The coherence equals one in your example because you estimated the spectra Pxx, Pyy, and Pxy using a single segment. If you use multiple segments, the coherence esitmate will have be between 0 and 1. I will explain this more below, but first:
The time vector in your data is sampled at a non-uniform rate. See plot of delta t versus sample number below.
The plot shows that there are handful of points sampled fast, then about 60% of the points are sampled relatively slowly, then the last 40% (approximately) of points are sampled about 17 times faster (dt is 17 times smaller) than the first 60%. Therefore you should resample to a uniform rate, with interp1(), before estimating spectra. Or maybe the time vector in your data file is wrong.

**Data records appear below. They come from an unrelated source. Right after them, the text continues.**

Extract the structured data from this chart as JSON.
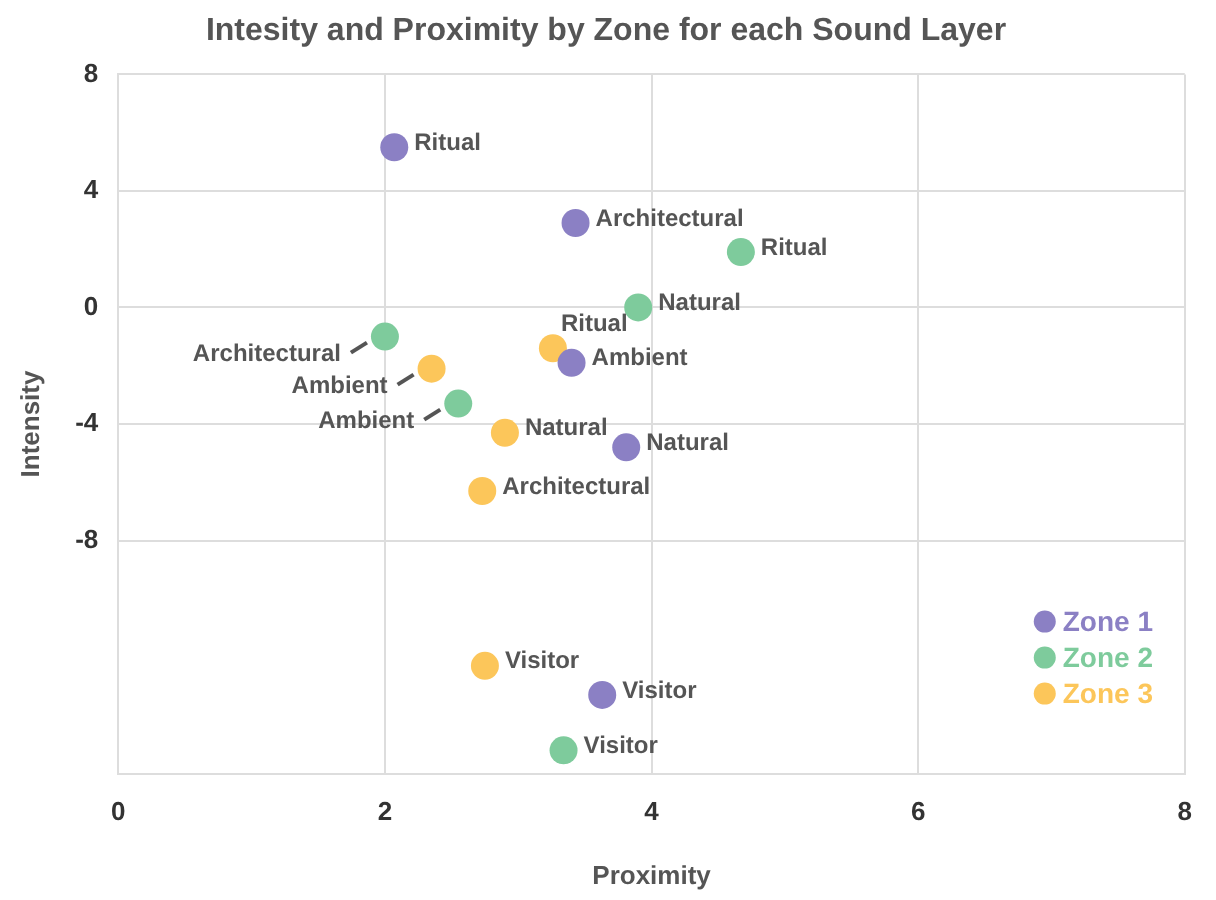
{
  "chart_data": {
    "type": "scatter",
    "title": "Intesity and Proximity by Zone for each Sound Layer",
    "xlabel": "Proximity",
    "ylabel": "Intensity",
    "xlim": [
      0,
      8
    ],
    "xticks": [
      0,
      2,
      4,
      6,
      8
    ],
    "ylim": [
      -16,
      8
    ],
    "yticks": [
      8,
      4,
      0,
      -4,
      -8
    ],
    "grid": true,
    "legend": "bottom right",
    "marker": "circle",
    "series": [
      {
        "name": "Zone 1",
        "color": "#8b80c4",
        "x": [
          2.07,
          3.43,
          3.4,
          3.81,
          3.63
        ],
        "values": [
          5.5,
          2.9,
          -1.9,
          -4.8,
          -13.3
        ],
        "value_labels": [
          "Ritual",
          "Architectural",
          "Ambient",
          "Natural",
          "Visitor"
        ]
      },
      {
        "name": "Zone 2",
        "color": "#7ecb9c",
        "x": [
          4.67,
          3.9,
          2.0,
          2.55,
          3.34
        ],
        "values": [
          1.9,
          0,
          -1.0,
          -3.3,
          -15.2
        ],
        "value_labels": [
          "Ritual",
          "Natural",
          "Architectural",
          "Ambient",
          "Visitor"
        ]
      },
      {
        "name": "Zone 3",
        "color": "#fcc65a",
        "x": [
          3.26,
          2.35,
          2.9,
          2.73,
          2.75
        ],
        "values": [
          -1.4,
          -2.1,
          -4.3,
          -6.3,
          -12.3
        ],
        "value_labels": [
          "Ritual",
          "Ambient",
          "Natural",
          "Architectural",
          "Visitor"
        ]
      }
    ]
  }
}
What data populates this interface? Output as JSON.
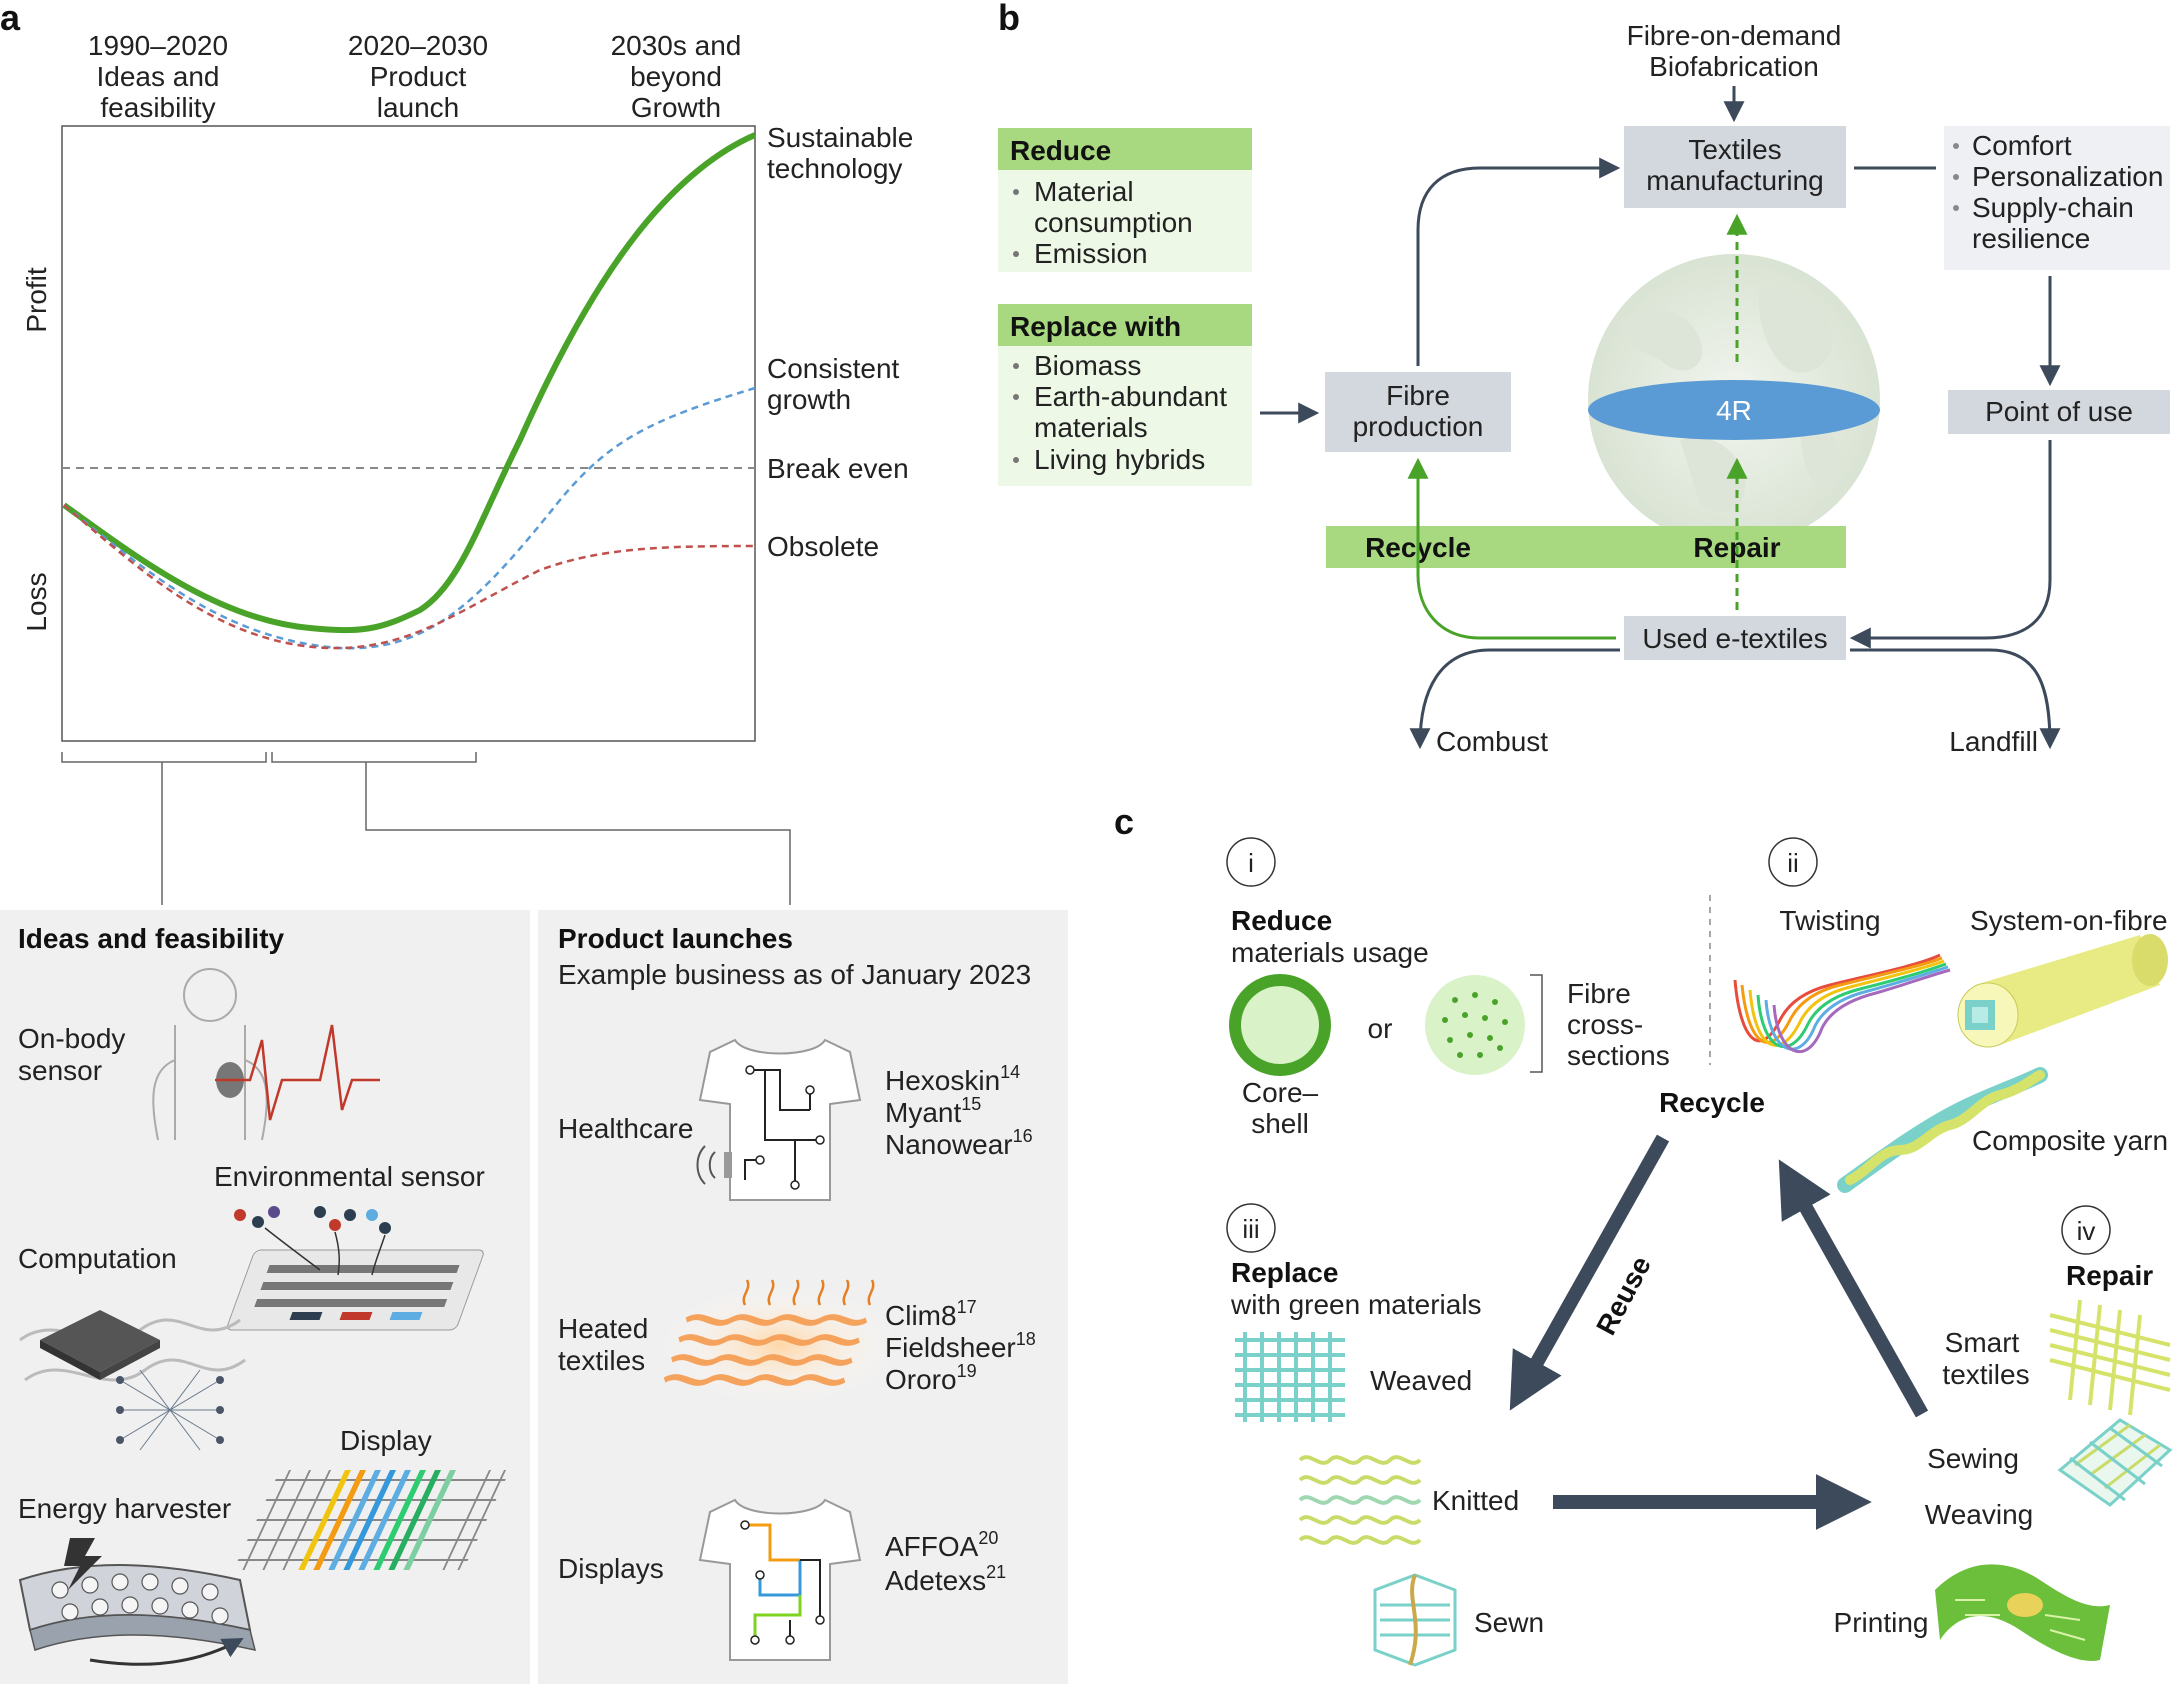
{
  "panel_a": {
    "letter": "a",
    "eras": [
      {
        "line1": "1990–2020",
        "line2": "Ideas and",
        "line3": "feasibility"
      },
      {
        "line1": "2020–2030",
        "line2": "Product",
        "line3": "launch"
      },
      {
        "line1": "2030s and",
        "line2": "beyond",
        "line3": "Growth"
      }
    ],
    "y_labels": {
      "profit": "Profit",
      "loss": "Loss"
    },
    "curve_labels": {
      "sustainable_1": "Sustainable",
      "sustainable_2": "technology",
      "consistent_1": "Consistent",
      "consistent_2": "growth",
      "break_even": "Break even",
      "obsolete": "Obsolete"
    },
    "colors": {
      "sustainable": "#4aa329",
      "consistent": "#5b9bd5",
      "obsolete": "#c0504d",
      "break_even": "#888888"
    }
  },
  "ideas_box": {
    "title": "Ideas and feasibility",
    "on_body_1": "On-body",
    "on_body_2": "sensor",
    "environmental": "Environmental sensor",
    "computation": "Computation",
    "display": "Display",
    "energy": "Energy harvester"
  },
  "product_box": {
    "title": "Product launches",
    "subtitle": "Example business as of January 2023",
    "rows": [
      {
        "category_1": "Healthcare",
        "category_2": "",
        "companies": [
          {
            "name": "Hexoskin",
            "ref": "14"
          },
          {
            "name": "Myant",
            "ref": "15"
          },
          {
            "name": "Nanowear",
            "ref": "16"
          }
        ]
      },
      {
        "category_1": "Heated",
        "category_2": "textiles",
        "companies": [
          {
            "name": "Clim8",
            "ref": "17"
          },
          {
            "name": "Fieldsheer",
            "ref": "18"
          },
          {
            "name": "Ororo",
            "ref": "19"
          }
        ]
      },
      {
        "category_1": "Displays",
        "category_2": "",
        "companies": [
          {
            "name": "AFFOA",
            "ref": "20"
          },
          {
            "name": "Adetexs",
            "ref": "21"
          }
        ]
      }
    ]
  },
  "panel_b": {
    "letter": "b",
    "fibre_on_demand_1": "Fibre-on-demand",
    "fibre_on_demand_2": "Biofabrication",
    "reduce": {
      "title": "Reduce",
      "items_1": "Material",
      "items_2": "consumption",
      "items_3": "Emission"
    },
    "replace": {
      "title": "Replace with",
      "b1": "Biomass",
      "b2": "Earth-abundant",
      "b3": "materials",
      "b4": "Living hybrids"
    },
    "textiles_mfg_1": "Textiles",
    "textiles_mfg_2": "manufacturing",
    "benefits": {
      "b1": "Comfort",
      "b2": "Personalization",
      "b3": "Supply-chain",
      "b4": "resilience"
    },
    "fibre_production_1": "Fibre",
    "fibre_production_2": "production",
    "four_r": "4R",
    "point_of_use": "Point of use",
    "recycle": "Recycle",
    "repair": "Repair",
    "used_etextiles": "Used e-textiles",
    "combust": "Combust",
    "landfill": "Landfill"
  },
  "panel_c": {
    "letter": "c",
    "i": "i",
    "ii": "ii",
    "iii": "iii",
    "iv": "iv",
    "reduce_title": "Reduce",
    "reduce_sub": "materials usage",
    "or": "or",
    "core_shell_1": "Core–",
    "core_shell_2": "shell",
    "fibre_cs_1": "Fibre",
    "fibre_cs_2": "cross-",
    "fibre_cs_3": "sections",
    "twisting": "Twisting",
    "system_on_fibre": "System-on-fibre",
    "recycle": "Recycle",
    "composite_yarn": "Composite yarn",
    "replace_title": "Replace",
    "replace_sub": "with green materials",
    "reuse": "Reuse",
    "weaved": "Weaved",
    "knitted": "Knitted",
    "sewn": "Sewn",
    "repair_title": "Repair",
    "smart_1": "Smart",
    "smart_2": "textiles",
    "sewing": "Sewing",
    "weaving": "Weaving",
    "printing": "Printing"
  }
}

Let's pretend the data is sampled at a uniform rate, with dt=1, i.e. fs=1/dt=1.
Estimate coherence the way you did, with a single segment that includes all the data.
Coh1=abs(Pxy1).^2./(Pxx1.*Pyy1);
Next: estimate coherence with segments that are one-eighth of full length (or just a bit shorter than 1/8, so that 8 segments will fit), plus 7 segments of equal length that overlap the first 8 by half on each side. Thus there will be 15 total segments, each with length <= 1/8 of the full length sequence. This approach uses all or almost all the data, and reduces the variance in the power spectral estimate, compared to the estimate obtained with a single full-length segment.
if mod(Nseg,2)==1,Nseg=Nseg-1; end
Pxx8=cpsd(x,x,Nseg,Nseg/2,Nseg);
Pyy8=cpsd(y,y,Nseg,Nseg/2,Nseg);
Pxy8=cpsd(x,y,Nseg,Nseg/2,Nseg);
Coh8=abs(Pxy8).^2./(Pxx8.*Pyy8);
Plot results
plot(f1,Coh1,'-r.',f8,Coh8,'-b.')
grid on; xlabel('Frequency'); ylabel('\gamma^2'); title('Coherence Estimates')
legend('1 segment','15 segments');
The code above produces the figure below:
The figure shows that when one estimates coherence with one segment, the coherence equals 1 at all frequencies. But if one uses multiple segments, the estimate of coherence is more realistic, and is between 0 and 1. Frequency goes from 0 to 0.5 in the plot above, because we assumed sampling rate fs=1. Thefore the coherence spectra go up to the Nyquist frequency.
Computing coherence with a single segment is kind of like like estimating Pearson correlation (r-squared) for the best-fit straight line, for a data set with just two points. The line fits the data perfectly when there are only two points, so r^2=1.000. Not a perfect analogy, but close.